Originally Posted by whiteflags

Can I ask another question then? Doesn't unform distribution (and fair distribution, for that matter) mean equal probability? Natural methods of randomness have this property. Correct me if I am wrong but you are saying that this simple method of yours is suitable for a one time pad. That can't be true if it has a bias toward specific bits, no matter how small.

Yes, this seems correct. For example, suppose I have a hat with four slips of paper: two with '1' and two with '0'. I could draw a slip out of the hat, write down the binary digit, and return the slip. This method of generating binary digits has both properties of bit independence and uniform distribution. It makes sense.

However, if the hat contained one '1' and three '0', despite bit independence in how the bits are selected, the distribution is wildly skewed. I don't think anyone here would argue that this method of generating random binary digits is good. This illustrates the need for a generator to generate bits with as close to equal probability as possible.

**Mario F.** · 03-17-2010

Originally Posted by laserlight

The Diehard tests are quite famous, and then I believe NIST also provides a test suite. The problem that I am facing right now is how to select source text. You need a great deal of it to be statistically significant.

I believe they should be a function of the number of discreet values, no? And quite a large number of text at that, I suppose.

I don't know what to say at this point. Certainly I would not wish for your to start typing millions of random characters in order to produce something relevant for these tests to chew on. I certainly can't be bothered myself doing it just to try and prove my point.

Originally Posted by pianorain

I simply don't know of and have never heard of any source citing what you're saying. Meanwhile, I know I've heard of sources saying exactly the opposite: that random human typing is non-random. It's beyond me to try to test definitively either way. I'm just trying to present my thoughts. Once again, apologies for any disrespect to your argument.

No. I felt no disrespect. Just annoyance

It's that the author himself cannot prove this. And yet it is being debated as a veritable truth. It's a logical observation no doubt based on some form of testing. But where? How? What? With whom? These are left unanswered by the author and any other references I've looked up on the internet (and oh boy, did I try to search for them!). I cannot simply accept that when all my cells in my body tell me otherwise. When I'm completely incapable of duplicating or predicting a series of characters I myself typed randomly on the keyboard. When in fact, I even sustain that is logical to assume that we will tend to an acceptable distribution if we are instructed to type randomly at a keyboard.
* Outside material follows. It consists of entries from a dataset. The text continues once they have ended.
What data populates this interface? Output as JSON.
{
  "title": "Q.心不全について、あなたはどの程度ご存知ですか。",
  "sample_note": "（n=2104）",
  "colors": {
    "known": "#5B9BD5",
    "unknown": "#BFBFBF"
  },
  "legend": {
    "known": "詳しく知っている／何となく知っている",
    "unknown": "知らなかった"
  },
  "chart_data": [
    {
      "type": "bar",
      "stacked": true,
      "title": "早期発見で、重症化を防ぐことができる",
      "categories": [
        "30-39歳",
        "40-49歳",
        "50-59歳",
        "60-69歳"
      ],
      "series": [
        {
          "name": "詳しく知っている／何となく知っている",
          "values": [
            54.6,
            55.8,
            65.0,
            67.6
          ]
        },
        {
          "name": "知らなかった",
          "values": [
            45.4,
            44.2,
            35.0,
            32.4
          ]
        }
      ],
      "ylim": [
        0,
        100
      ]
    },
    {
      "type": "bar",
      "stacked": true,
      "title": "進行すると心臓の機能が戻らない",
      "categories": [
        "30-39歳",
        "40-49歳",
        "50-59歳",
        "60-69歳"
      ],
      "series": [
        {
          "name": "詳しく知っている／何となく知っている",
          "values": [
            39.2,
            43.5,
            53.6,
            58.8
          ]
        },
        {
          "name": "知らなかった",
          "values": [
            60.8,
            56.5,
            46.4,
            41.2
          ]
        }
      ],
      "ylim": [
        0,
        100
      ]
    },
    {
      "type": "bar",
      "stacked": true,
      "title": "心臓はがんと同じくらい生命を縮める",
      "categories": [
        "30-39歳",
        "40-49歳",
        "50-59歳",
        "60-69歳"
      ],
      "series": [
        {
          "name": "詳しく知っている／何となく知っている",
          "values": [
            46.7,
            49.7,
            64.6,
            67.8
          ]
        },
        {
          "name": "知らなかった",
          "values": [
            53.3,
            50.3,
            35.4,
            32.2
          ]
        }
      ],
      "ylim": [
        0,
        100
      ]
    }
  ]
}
Do you agree tiredness may affect what what characters you type? Do you agree body temperature, weather conditions, your vigil levels, your concentration, your emotional levels, your health, all can affect what keys your fingers will move on? That over a long period of time these factors interact in such a manner resembling the factors behind tossing a bag of die onto the air, rendering any hope of predicting or duplicating the pad virtually useless?

There may be some truth to what you support over a relatively small sequence. But this cannot hold true for on any real live application of a one-time pad where the plaintext could be the size of a small book, or even a page. And especially if the plaintext contains information that can lead to easy confusion, like dates, values or formulas.

**MK27** · 03-17-2010

Originally Posted by laserlight

Sufficient for what? If the random distribution is not uniform, then using the bits for a one time pad results in less information being contained in the key than expected. Basically, a non-uniform distribution has bias when you want to use it for keys that are equally likely.

Sure -- so in reality this would mean what, you start guessing all the keys starting with the 51% more likely bit? Horseshoes and handgrenades! What is that going to help?

Altho I did describe how you could achieve 50/50 distribution by tweaking the algorithm, I still think you would have to be insane to consider that a meaningful improvement.